Six mois après le mouvement social guyanais, le chef de l'Etat préconise "une action en profondeur" mais rappelle qu'il ne prendra pas d'engagements "irréalistes".

Emmanuel Macron est de nouveau en Guyane, six mois après le mouvement social et sa première visite en tant que candidat à la présidentielle. "L'intégralité des deux premiers volets des accords de Guyane seront appliqués, et la parole de l'Etat sera tenue", a promis Emmanuel Macron, en référence au plan de 1,08 milliard d'euros signé sous la présidence de François Hollande. Une annonce faite quelques heures après avoir rappelé qu'il n'était pas venu en "Père Noël".

"Aujourd'hui, la ministre des Outre-Mer Annick Girardin signera une convention pour libérer 98 millions d'euros (...) Mais le rôle de l'Etat n'est pas de tenir des engagements irréalistes, ni de céder à des pressions, quelles qu'elles soient, en particulier lorsqu'elles n'ont pas la légitimé démocratique", a souligné Emmanuel Macron.

Réponse ferme au collectif guyanais

Le président évoque les manifestations organisées jeudi, au premier jour de sa visite, par le collectif Pou Lagwiyann dékolé (Pour que la Guyane décolle). "Je ne me laisserai pas dicter l'agenda [en Guyane] par ceux-là même qui menacent la sécurité", a martelé Emmanuel Macron avant d'ajouter: "Je n'ai d'ailleurs jamais envisagé de rencontrer le collectif. L'interlocuteur légitime, c'est les maires, les élus de la République."

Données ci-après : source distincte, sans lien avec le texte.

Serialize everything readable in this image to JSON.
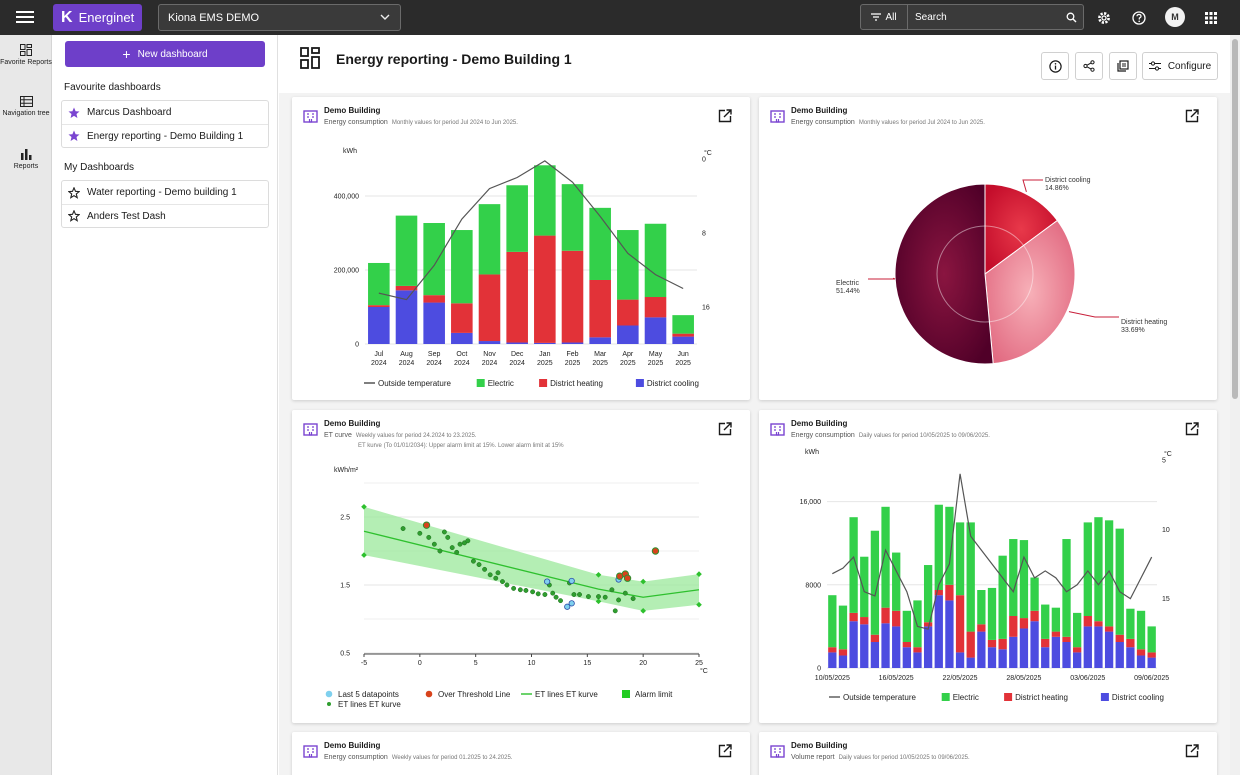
{
  "topbar": {
    "brand": "Energinet",
    "site": "Kiona EMS DEMO",
    "filter_label": "All",
    "search_placeholder": "Search",
    "avatar_initial": "M"
  },
  "rail": [
    {
      "label": "Favorite Reports",
      "icon": "dashboard-icon"
    },
    {
      "label": "Navigation tree",
      "icon": "tree-icon"
    },
    {
      "label": "Reports",
      "icon": "bar-chart-icon"
    }
  ],
  "sidebar": {
    "new_dashboard": "New dashboard",
    "favourites_title": "Favourite dashboards",
    "favourites": [
      "Marcus Dashboard",
      "Energy reporting - Demo Building 1"
    ],
    "mine_title": "My Dashboards",
    "mine": [
      "Water reporting - Demo building 1",
      "Anders Test Dash"
    ]
  },
  "main": {
    "title": "Energy reporting - Demo Building 1",
    "configure": "Configure"
  },
  "colors": {
    "accent": "#6e3fc9",
    "electric": "#33d04a",
    "heating": "#e23238",
    "cooling": "#4d4ce0",
    "temperature": "#555555",
    "et_line": "#2ec02e",
    "et_band": "#9be89b"
  },
  "cards": {
    "c1": {
      "title": "Demo Building",
      "subtitle": "Energy consumption",
      "desc": "Monthly values for period Jul 2024 to Jun 2025."
    },
    "c2": {
      "title": "Demo Building",
      "subtitle": "Energy consumption",
      "desc": "Monthly values for period Jul 2024 to Jun 2025."
    },
    "c3": {
      "title": "Demo Building",
      "subtitle": "ET curve",
      "desc": "Weekly values for period 24.2024 to 23.2025.",
      "desc2": "ET kurve (To 01/01/2034): Upper alarm limit at 15%. Lower alarm limit at 15%"
    },
    "c4": {
      "title": "Demo Building",
      "subtitle": "Energy consumption",
      "desc": "Daily values for period 10/05/2025 to 09/06/2025."
    },
    "c5": {
      "title": "Demo Building",
      "subtitle": "Energy consumption",
      "desc": "Weekly values for period 01.2025 to 24.2025."
    },
    "c6": {
      "title": "Demo Building",
      "subtitle": "Volume report",
      "desc": "Daily values for period 10/05/2025 to 09/06/2025."
    }
  },
  "chart_data": [
    {
      "id": "monthly",
      "type": "bar",
      "stacked": true,
      "categories": [
        "Jul 2024",
        "Aug 2024",
        "Sep 2024",
        "Oct 2024",
        "Nov 2024",
        "Dec 2024",
        "Jan 2025",
        "Feb 2025",
        "Mar 2025",
        "Apr 2025",
        "May 2025",
        "Jun 2025"
      ],
      "series": [
        {
          "name": "District cooling",
          "values": [
            100000,
            145000,
            112000,
            30000,
            8000,
            4000,
            3000,
            4000,
            18000,
            50000,
            72000,
            20000
          ]
        },
        {
          "name": "District heating",
          "values": [
            5000,
            12000,
            20000,
            80000,
            180000,
            245000,
            290000,
            248000,
            155000,
            70000,
            55000,
            8000
          ]
        },
        {
          "name": "Electric",
          "values": [
            114000,
            190000,
            195000,
            198000,
            190000,
            180000,
            190000,
            180000,
            195000,
            188000,
            198000,
            50000
          ]
        }
      ],
      "line": {
        "name": "Outside temperature",
        "values": [
          14.5,
          15.2,
          11.5,
          6.5,
          3.2,
          2.0,
          0.2,
          2.5,
          6.2,
          10.2,
          12.5,
          14.0
        ]
      },
      "ylabel": "kWh",
      "ylim": [
        0,
        500000
      ],
      "yticks": [
        "0",
        "200,000",
        "400,000"
      ],
      "y2label": "°C",
      "y2lim": [
        20,
        0
      ],
      "y2ticks": [
        "0",
        "8",
        "16"
      ],
      "legend": [
        "Outside temperature",
        "Electric",
        "District heating",
        "District cooling"
      ]
    },
    {
      "id": "pie",
      "type": "pie",
      "slices": [
        {
          "name": "District cooling",
          "value": 14.86,
          "label": "14.86%"
        },
        {
          "name": "District heating",
          "value": 33.69,
          "label": "33.69%"
        },
        {
          "name": "Electric",
          "value": 51.44,
          "label": "51.44%"
        }
      ]
    },
    {
      "id": "et",
      "type": "scatter",
      "ylabel": "kWh/m²",
      "xlabel": "°C",
      "xlim": [
        -5,
        25
      ],
      "ylim": [
        0.5,
        3.0
      ],
      "xticks": [
        "-5",
        "0",
        "5",
        "10",
        "15",
        "20",
        "25"
      ],
      "yticks": [
        "0.5",
        "1.5",
        "2.5"
      ],
      "points": [
        [
          -1.5,
          2.33
        ],
        [
          0,
          2.26
        ],
        [
          0.8,
          2.2
        ],
        [
          1.3,
          2.1
        ],
        [
          1.8,
          2.0
        ],
        [
          2.2,
          2.28
        ],
        [
          2.5,
          2.2
        ],
        [
          2.9,
          2.05
        ],
        [
          3.3,
          1.98
        ],
        [
          3.6,
          2.1
        ],
        [
          4.0,
          2.12
        ],
        [
          4.3,
          2.15
        ],
        [
          4.8,
          1.85
        ],
        [
          5.3,
          1.8
        ],
        [
          5.8,
          1.73
        ],
        [
          6.3,
          1.65
        ],
        [
          6.8,
          1.6
        ],
        [
          7.0,
          1.68
        ],
        [
          7.4,
          1.55
        ],
        [
          7.8,
          1.5
        ],
        [
          8.4,
          1.45
        ],
        [
          9.0,
          1.43
        ],
        [
          9.5,
          1.42
        ],
        [
          10.1,
          1.4
        ],
        [
          10.6,
          1.37
        ],
        [
          11.2,
          1.36
        ],
        [
          11.6,
          1.5
        ],
        [
          11.9,
          1.38
        ],
        [
          12.2,
          1.32
        ],
        [
          12.6,
          1.27
        ],
        [
          13.4,
          1.53
        ],
        [
          13.8,
          1.36
        ],
        [
          14.3,
          1.36
        ],
        [
          15.1,
          1.33
        ],
        [
          16.0,
          1.33
        ],
        [
          16.6,
          1.32
        ],
        [
          17.2,
          1.43
        ],
        [
          17.8,
          1.28
        ],
        [
          18.4,
          1.38
        ],
        [
          19.1,
          1.3
        ],
        [
          17.5,
          1.12
        ]
      ],
      "last5": [
        [
          11.4,
          1.55
        ],
        [
          13.6,
          1.56
        ],
        [
          13.6,
          1.23
        ],
        [
          13.2,
          1.18
        ],
        [
          17.8,
          1.58
        ]
      ],
      "over_threshold": [
        [
          0.6,
          2.38
        ],
        [
          17.9,
          1.63
        ],
        [
          18.4,
          1.66
        ],
        [
          18.6,
          1.6
        ],
        [
          21.1,
          2.0
        ]
      ],
      "alarm_upper": [
        [
          -5,
          2.65
        ],
        [
          16,
          1.65
        ],
        [
          20,
          1.55
        ],
        [
          25,
          1.66
        ]
      ],
      "alarm_lower": [
        [
          -5,
          1.94
        ],
        [
          16,
          1.26
        ],
        [
          20,
          1.12
        ],
        [
          25,
          1.21
        ]
      ],
      "et_line": [
        [
          -5,
          2.29
        ],
        [
          16,
          1.44
        ],
        [
          20,
          1.32
        ],
        [
          25,
          1.43
        ]
      ],
      "legend": [
        "Last 5 datapoints",
        "Over Threshold Line",
        "ET lines ET kurve",
        "Alarm limit",
        "ET lines ET kurve"
      ]
    },
    {
      "id": "daily",
      "type": "bar",
      "stacked": true,
      "categories": [
        "10/05/2025",
        "11/05/2025",
        "12/05/2025",
        "13/05/2025",
        "14/05/2025",
        "15/05/2025",
        "16/05/2025",
        "17/05/2025",
        "18/05/2025",
        "19/05/2025",
        "20/05/2025",
        "21/05/2025",
        "22/05/2025",
        "23/05/2025",
        "24/05/2025",
        "25/05/2025",
        "26/05/2025",
        "27/05/2025",
        "28/05/2025",
        "29/05/2025",
        "30/05/2025",
        "31/05/2025",
        "01/06/2025",
        "02/06/2025",
        "03/06/2025",
        "04/06/2025",
        "05/06/2025",
        "06/06/2025",
        "07/06/2025",
        "08/06/2025",
        "09/06/2025"
      ],
      "xticks": [
        "10/05/2025",
        "16/05/2025",
        "22/05/2025",
        "28/05/2025",
        "03/06/2025",
        "09/06/2025"
      ],
      "series": [
        {
          "name": "District cooling",
          "values": [
            1500,
            1200,
            4500,
            4200,
            2500,
            4300,
            4000,
            2000,
            1500,
            4000,
            7000,
            6500,
            1500,
            1000,
            3500,
            2000,
            1800,
            3000,
            3800,
            4500,
            2000,
            3000,
            2500,
            1500,
            4000,
            4000,
            3500,
            2500,
            2000,
            1200,
            1000
          ]
        },
        {
          "name": "District heating",
          "values": [
            500,
            600,
            800,
            700,
            700,
            1500,
            1500,
            500,
            500,
            400,
            500,
            1500,
            5500,
            2500,
            700,
            700,
            1000,
            2000,
            1000,
            1000,
            800,
            500,
            500,
            500,
            1000,
            500,
            500,
            700,
            800,
            600,
            500
          ]
        },
        {
          "name": "Electric",
          "values": [
            5000,
            4200,
            9200,
            5800,
            10000,
            9700,
            5600,
            3000,
            4500,
            5500,
            8200,
            7500,
            7000,
            10500,
            3300,
            5000,
            8000,
            7400,
            7500,
            3200,
            3300,
            2300,
            9400,
            3300,
            9000,
            10000,
            10200,
            10200,
            2900,
            3700,
            2500
          ]
        }
      ],
      "line": {
        "name": "Outside temperature",
        "values": [
          13.2,
          12.8,
          12.0,
          14.5,
          14.8,
          11.5,
          13.0,
          14.5,
          17.0,
          17.2,
          14.0,
          12.5,
          6.0,
          10.5,
          11.5,
          12.5,
          13.5,
          14.5,
          12.0,
          13.5,
          13.0,
          13.5,
          14.5,
          14.0,
          13.0,
          14.0,
          13.0,
          14.5,
          15.0,
          13.5,
          12.0
        ]
      },
      "ylabel": "kWh",
      "ylim": [
        0,
        20000
      ],
      "yticks": [
        "0",
        "8000",
        "16,000"
      ],
      "y2label": "°C",
      "y2lim": [
        20,
        5
      ],
      "y2ticks": [
        "5",
        "10",
        "15"
      ],
      "legend": [
        "Outside temperature",
        "Electric",
        "District heating",
        "District cooling"
      ]
    }
  ]
}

"Hier [lors des heurts en marge de la visite présidentielle], il y avait des gens non-violents, qui ont essayé de s'engager politiquement, et ont perdu les élections. Et puis vous aviez des gens violents, des délinquants. Et la République ne cède pas à ceux qui sont en cagoule".

Outre sa réponse ferme au collectif, Emmanuel Macron a annoncé une série de mesures concrètes concernant autant l'économie, la place de l'Etat sur le territoire guyanais que l'immigration et la sécurité: l'augmentation des renforts de forces de sécurité sera accélérée, ainsi que le renfort des reconduites à la frontière en cas d'immigration illégale. L'accès à certaines prestations sociales va être réduit, et l'Etat va reprendre en charge le versement du RSA. 

Pour mettre en oeuvre ces mesures, il a proposé "une méthode innovante" basée sur "une responsabilité partagée" entre l'Etat et le territoire, qui devra être discutée d'ici au printemps 2018.